Sponsored by Benjamin Moore
Organization is the key to efficiency. This is true for buying and ordering paint, supplying materials for your crew, and storing items to last. Having what you need when you need it is essential to gross profit. Just imagine the cost of not having the right grit sandpaper or running out of caulk. Every time you have to leave a job site for something you need is time you are not spending producing. Using simple checklists to make sure that you bring everything you need to a job site is a simple technique that will save you in the long run.
Store your supplies and equipment as organized as you can. In my experience, people who throw supplies into the back of their van because they don’t want to take time to organize tend to be less efficient than those who actually take the time to pack things away neatly.
If you or your crew doesn’t know how much paint they need to order, all it takes is some simple math. Experienced veterans may be able to just shoot from the hip and judge from looking at a space, but that’s not recommended since the most expensive gallon of paint you’ll buy is the one that you didn’t need.
The best way to determine the amount of paint necessary is to measure the square footage of the room without ducting, windows, or doors, and divide that number by 300. That will give you a rough estimate of the number of gallons of paint needed per coat.
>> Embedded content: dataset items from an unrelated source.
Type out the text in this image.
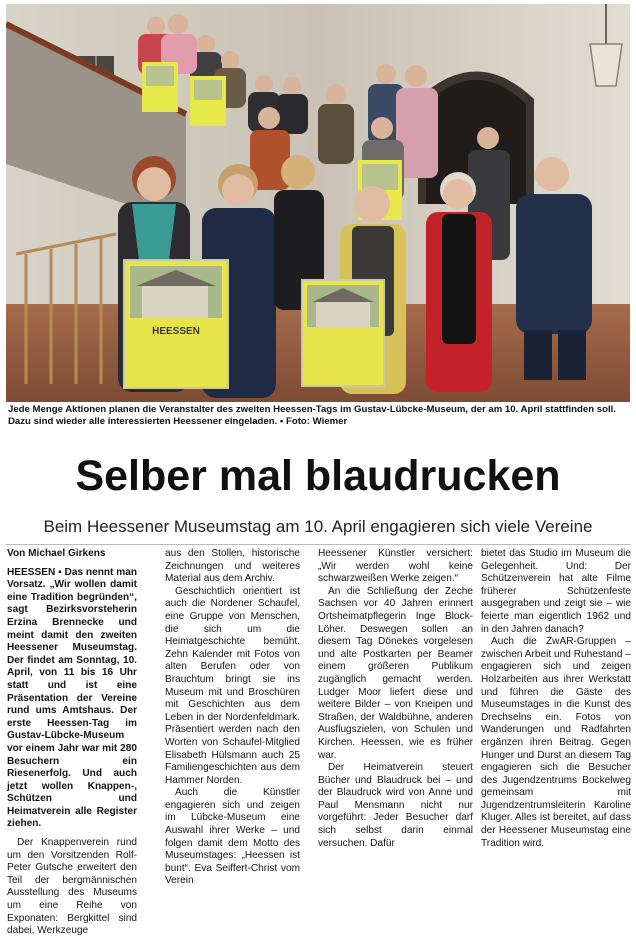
HEESSEN
Jede Menge Aktionen planen die Veranstalter des zweiten Heessen-Tags im Gustav-Lübcke-Museum, der am 10. April stattfinden soll. Dazu sind wieder alle interessierten Heessener eingeladen. ▪ Foto: Wiemer
Selber mal blaudrucken
Beim Heessener Museumstag am 10. April engagieren sich viele Vereine

Von Michael Girkens

HEESSEN ▪ Das nennt man Vorsatz. „Wir wollen damit eine Tradition begründen“, sagt Bezirksvorsteherin Erzina Brennecke und meint damit den zweiten Heessener Museumstag. Der findet am Sonntag, 10. April, von 11 bis 16 Uhr statt und ist eine Präsentation der Vereine rund ums Amtshaus. Der erste Heessen-Tag im Gustav-Lübcke-Museum vor einem Jahr war mit 280 Besuchern ein Riesenerfolg. Und auch jetzt wollen Knappen-, Schützen und Heimatverein alle Register ziehen.

Der Knappenverein rund um den Vorsitzenden Rolf-Peter Gutsche erweitert den Teil der bergmännischen Ausstellung des Museums um eine Reihe von Exponaten: Bergkittel sind dabei, Werkzeuge

aus den Stollen, historische Zeichnungen und weiteres Material aus dem Archiv.

Geschichtlich orientiert ist auch die Nordener Schaufel, eine Gruppe von Menschen, die sich um die Heimatgeschichte bemüht. Zehn Kalender mit Fotos von alten Berufen oder von Brauchtum bringt sie ins Museum mit und Broschüren mit Geschichten aus dem Leben in der Nordenfeldmark. Präsentiert werden nach den Worten von Schaufel-Mitglied Elisabeth Hülsmann auch 25 Familiengeschichten aus dem Hammer Norden.

Auch die Künstler engagieren sich und zeigen im Lübcke-Museum eine Auswahl ihrer Werke – und folgen damit dem Motto des Museumstages: „Heessen ist bunt“. Eva Seiffert-Christ vom Verein

Heessener Künstler versichert: „Wir werden wohl keine schwarzweißen Werke zeigen.“

An die Schließung der Zeche Sachsen vor 40 Jahren erinnert Ortsheimatpflegerin Inge Block-Löher. Deswegen sollen an diesem Tag Dönekes vorgelesen und alte Postkarten per Beamer einem größeren Publikum zugänglich gemacht werden. Ludger Moor liefert diese und weitere Bilder – von Kneipen und Straßen, der Waldbühne, anderen Ausflugszielen, von Schulen und Kirchen. Heessen, wie es früher war.

Der Heimatverein steuert Bücher und Blaudruck bei – und der Blaudruck wird von Anne und Paul Mensmann nicht nur vorgeführt: Jeder Besucher darf sich selbst darin einmal versuchen. Dafür

bietet das Studio im Museum die Gelegenheit. Und: Der Schützenverein hat alte Filme früherer Schützenfeste ausgegraben und zeigt sie – wie feierte man eigentlich 1962 und in den Jahren danach?

Auch die ZwAR-Gruppen – zwischen Arbeit und Ruhestand – engagieren sich und zeigen Holzarbeiten aus ihrer Werkstatt und führen die Gäste des Museumstages in die Kunst des Drechselns ein. Fotos von Wanderungen und Radfahrten ergänzen ihren Beitrag. Gegen Hunger und Durst an diesem Tag engagieren sich die Besucher des Jugendzentrums Bockelweg gemeinsam mit Jugendzentrumsleiterin Karoline Kluger. Alles ist bereitet, auf dass der Heessener Museumstag eine Tradition wird.
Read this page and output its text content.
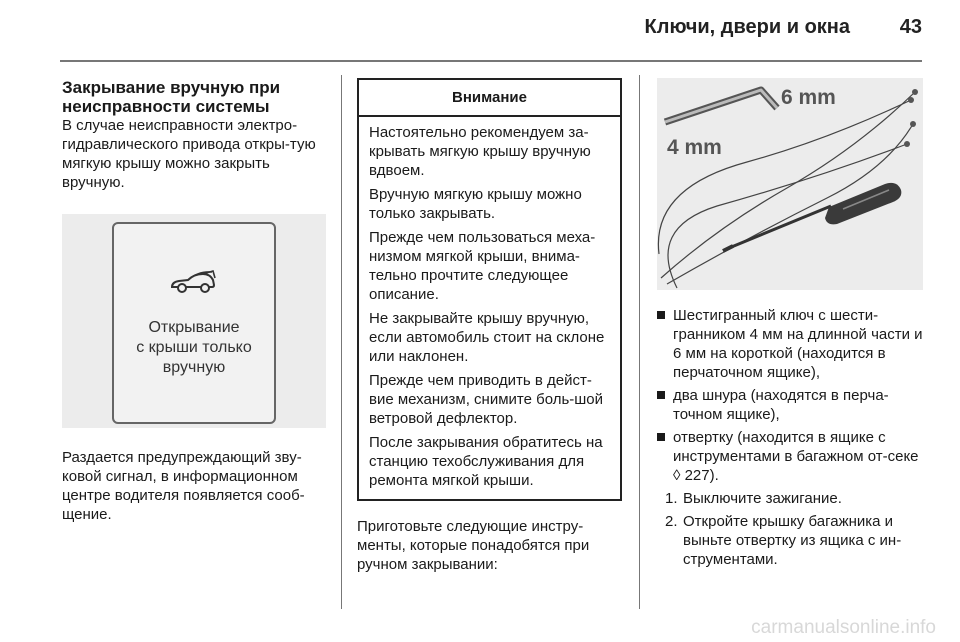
Ключи, двери и окна	43
Закрывание вручную при неисправности системы

В случае неисправности электро-гидравлического привода откры-тую мягкую крышу можно закрыть вручную.

Открывание
с крыши только
вручную

Раздается предупреждающий зву-ковой сигнал, в информационном центре водителя появляется сооб-щение.

Внимание

Настоятельно рекомендуем за-крывать мягкую крышу вручную вдвоем.

Вручную мягкую крышу можно только закрывать.

Прежде чем пользоваться меха-низмом мягкой крыши, внима-тельно прочтите следующее описание.

Не закрывайте крышу вручную, если автомобиль стоит на склоне или наклонен.

Прежде чем приводить в дейст-вие механизм, снимите боль-шой ветровой дефлектор.

После закрывания обратитесь на станцию техобслуживания для ремонта мягкой крыши.

Приготовьте следующие инстру-менты, которые понадобятся при ручном закрывании:

6 mm
4 mm
Шестигранный ключ с шести-гранником 4 мм на длинной части и 6 мм на короткой (находится в перчаточном ящике),
два шнура (находятся в перча-точном ящике),
отвертку (находится в ящике с инструментами в багажном от-секе ◊ 227).
1. Выключите зажигание.
2. Откройте крышку багажника и выньте отвертку из ящика с ин-струментами.
carmanualsonline.info
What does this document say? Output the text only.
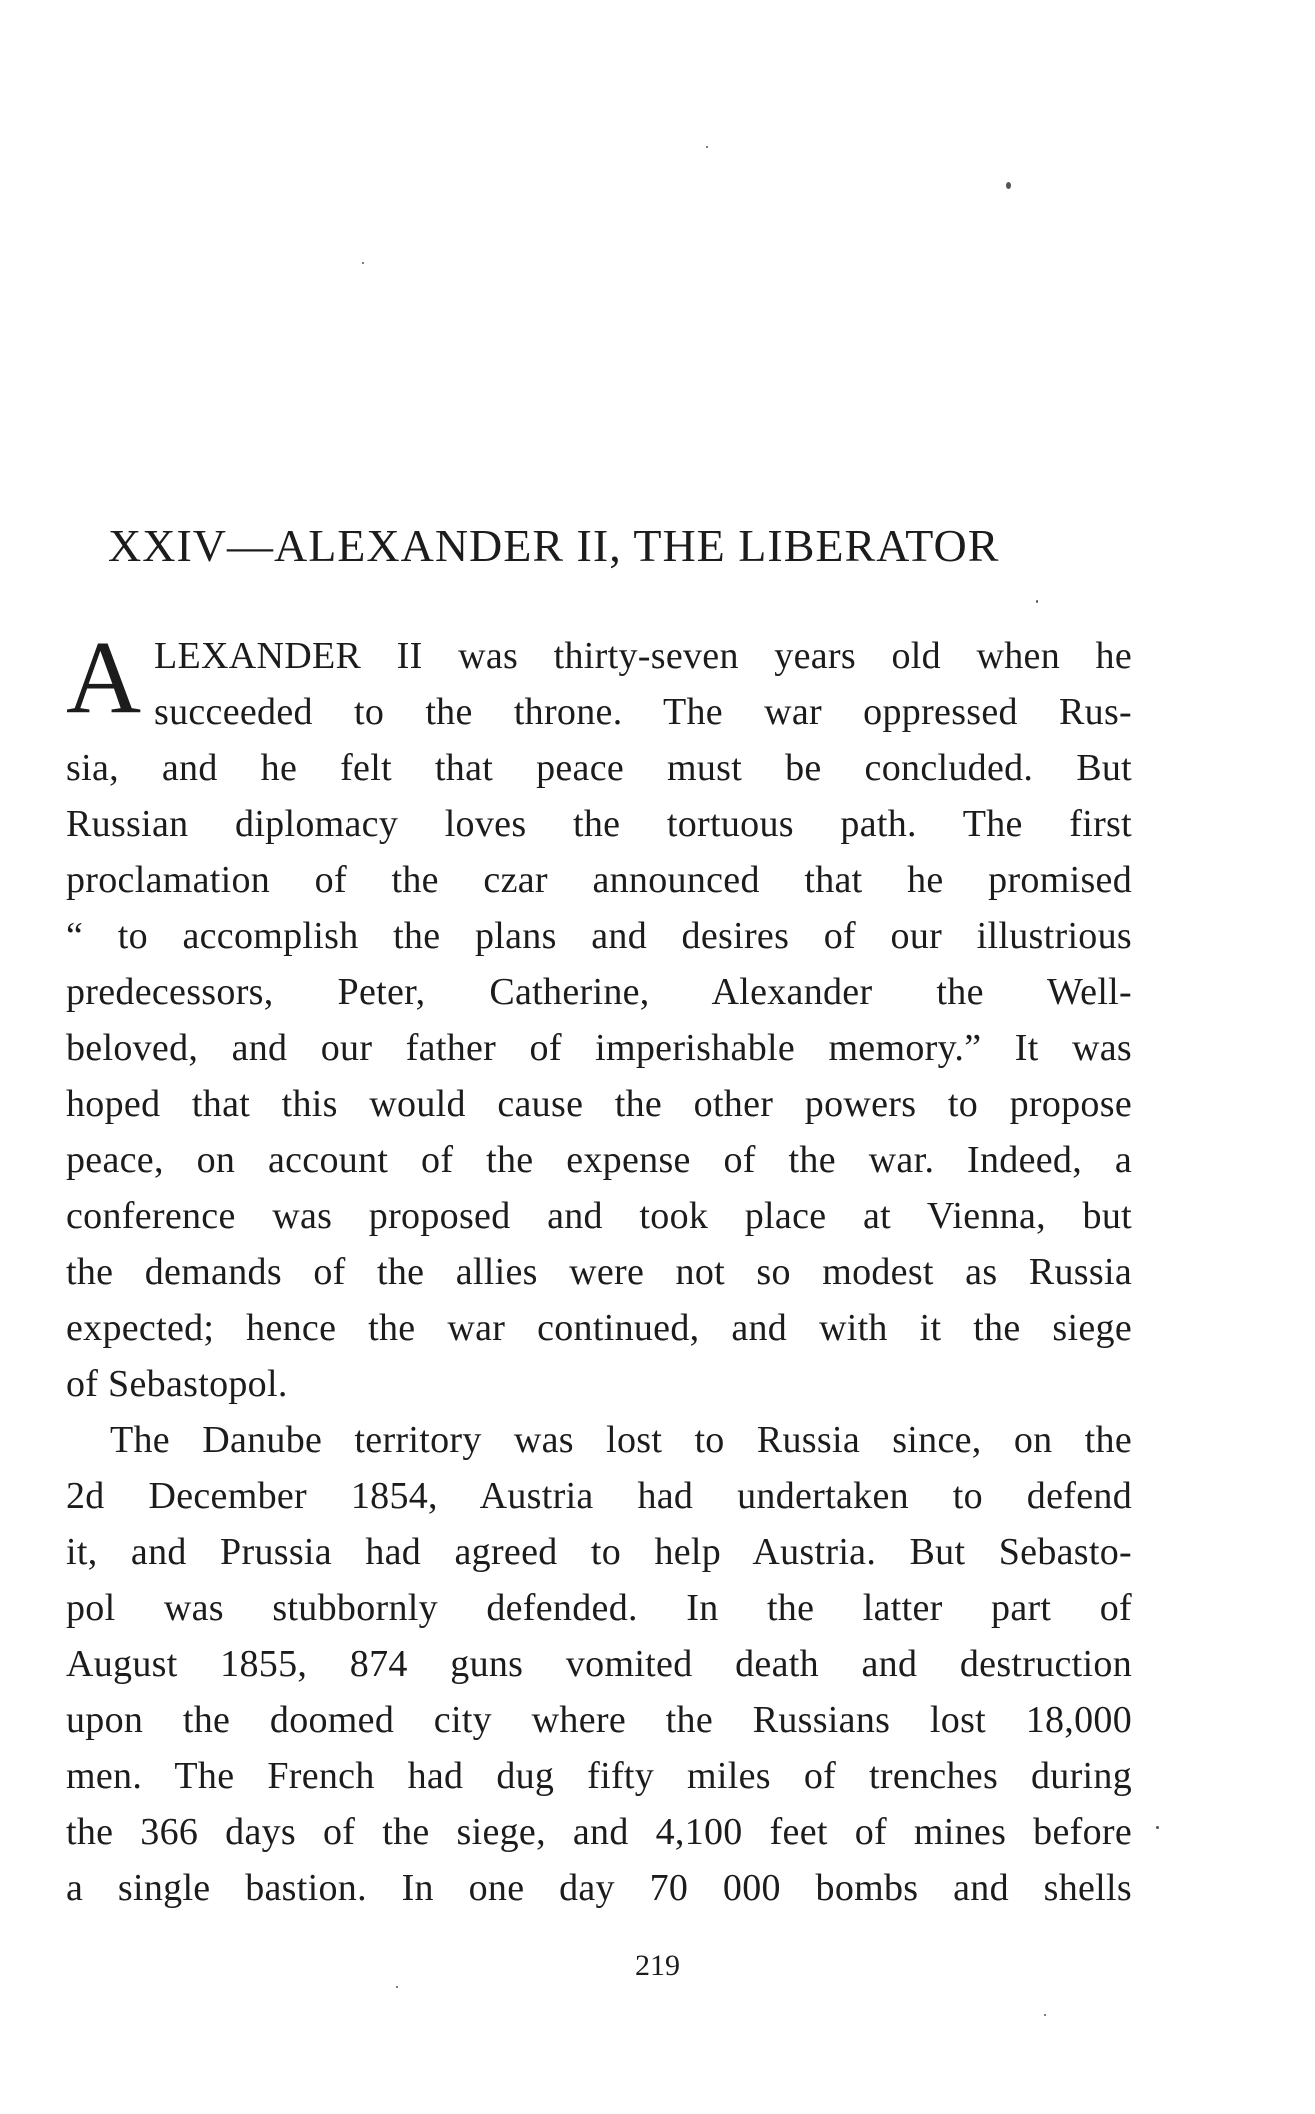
XXIV—ALEXANDER II, THE LIBERATOR
A LEXANDER II was thirty-seven years old when he
succeeded to the throne. The war oppressed Rus-
sia, and he felt that peace must be concluded. But
Russian diplomacy loves the tortuous path. The first
proclamation of the czar announced that he promised
“ to accomplish the plans and desires of our illustrious
predecessors, Peter, Catherine, Alexander the Well-
beloved, and our father of imperishable memory.” It was
hoped that this would cause the other powers to propose
peace, on account of the expense of the war. Indeed, a
conference was proposed and took place at Vienna, but
the demands of the allies were not so modest as Russia
expected; hence the war continued, and with it the siege
of Sebastopol.
The Danube territory was lost to Russia since, on the
2d December 1854, Austria had undertaken to defend
it, and Prussia had agreed to help Austria. But Sebasto-
pol was stubbornly defended. In the latter part of
August 1855, 874 guns vomited death and destruction
upon the doomed city where the Russians lost 18,000
men. The French had dug fifty miles of trenches during
the 366 days of the siege, and 4,100 feet of mines before
a single bastion. In one day 70 000 bombs and shells
219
Paint spread rates can vary, but for most conventional residential paint, this will get you close. If you’re simply not sure what spread rate to use, then order half the amount you think you need, check the spread rate, then order more.
Storing paint is pretty simple, but all too often it doesn’t seem to get done right. Make sure the lid is 100% sealed and label the color and which room the paint matches. Make sure the paint is not left where it could freeze or someplace that’s too wet or the can will rust. And when you’re leaving a can behind with a client, the best practice is to leave your company sticker on the paint can so the homeowner has your information for next time.
Everyone has their system and I find that it’s best to not stock any paint at the shop—I’ll order everything to the job site. The only paint I keep around the shop is leftover primer and a few stock whites that I frequently reuse. For my company George Apap Painting, ordering in bulk doesn’t pay because I don’t have a good system of allocating the cost of that bulk paint to each individual project. Knowing my material cost for each job is a very important metric for my company.
Buy the best equipment and train your people to care of it
If you properly clean your brushes and carefully store them in their covers, they will last through months of daily use. Conversely, an untrained crew may only get a few uses from the same brush if it’s not cared for correctly. This theory can be applied to ladders, sprayers, sanders, and all other tools and equipment. A crew that is trained (and motivated) to care will save the company a lot of money. The time spent on organization appears on the surface to be a money waster, but it is actually a huge money saver.